China says critical COVID cases have peaked as holiday travel surges
The Hindu
President Xi says worried about elderly, rural areas
The number of COVID patients needing critical care in China's hospitals has peaked, health authorities said on Thursday, as millions travelled across the country for long-awaited reunions with families, raising fears of fresh outbreaks.
There has been widespread scepticism over China's official COVID data since it abruptly axed anti-virus controls last month that had shielded China's 1.4 billion people from the disease for three years.

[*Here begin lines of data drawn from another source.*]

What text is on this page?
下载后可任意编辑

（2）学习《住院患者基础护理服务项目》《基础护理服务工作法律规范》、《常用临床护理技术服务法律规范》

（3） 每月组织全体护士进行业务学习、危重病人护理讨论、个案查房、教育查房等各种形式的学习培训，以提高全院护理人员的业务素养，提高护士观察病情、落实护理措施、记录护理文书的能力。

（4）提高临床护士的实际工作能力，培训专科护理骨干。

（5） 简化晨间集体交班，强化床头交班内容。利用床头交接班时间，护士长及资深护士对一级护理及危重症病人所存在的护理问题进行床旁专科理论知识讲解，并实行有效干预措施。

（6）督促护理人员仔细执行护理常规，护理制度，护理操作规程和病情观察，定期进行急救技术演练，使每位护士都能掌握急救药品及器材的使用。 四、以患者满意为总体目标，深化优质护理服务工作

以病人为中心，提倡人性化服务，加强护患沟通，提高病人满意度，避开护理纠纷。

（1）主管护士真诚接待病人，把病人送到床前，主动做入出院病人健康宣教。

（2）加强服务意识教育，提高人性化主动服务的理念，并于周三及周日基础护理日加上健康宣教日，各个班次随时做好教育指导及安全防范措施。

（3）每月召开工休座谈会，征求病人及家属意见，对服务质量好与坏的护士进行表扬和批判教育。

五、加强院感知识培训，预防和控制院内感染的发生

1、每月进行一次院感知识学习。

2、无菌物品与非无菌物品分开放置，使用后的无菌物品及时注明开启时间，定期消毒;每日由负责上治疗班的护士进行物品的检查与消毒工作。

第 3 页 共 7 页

China said last Saturday that nearly 60,000 people with COVID had died in hospitals between Dec. 8 and Jan. 12 - a roughly ten-fold increase from previous disclosures.
However, that number excludes those who die at home, and some doctors in China have said they are discouraged from putting COVID on death certificates.
As travel picks up during the busy Lunar New Year holiday season, as many as 36,000 people could die each day from the disease, according to the latest forecasts from UK-based health data firm Airfinity. Other experts predict over 1 million will die from the disease this year.
But a National Health Commission official told a news conference on Thursday that China has passed the peak period of COVID patients in fever clinics, emergency rooms and with critical conditions.
The number of patients with critical conditions in hospital were more than 40% lower on Jan. 17 than a peak seen on Jan. 5, an official said.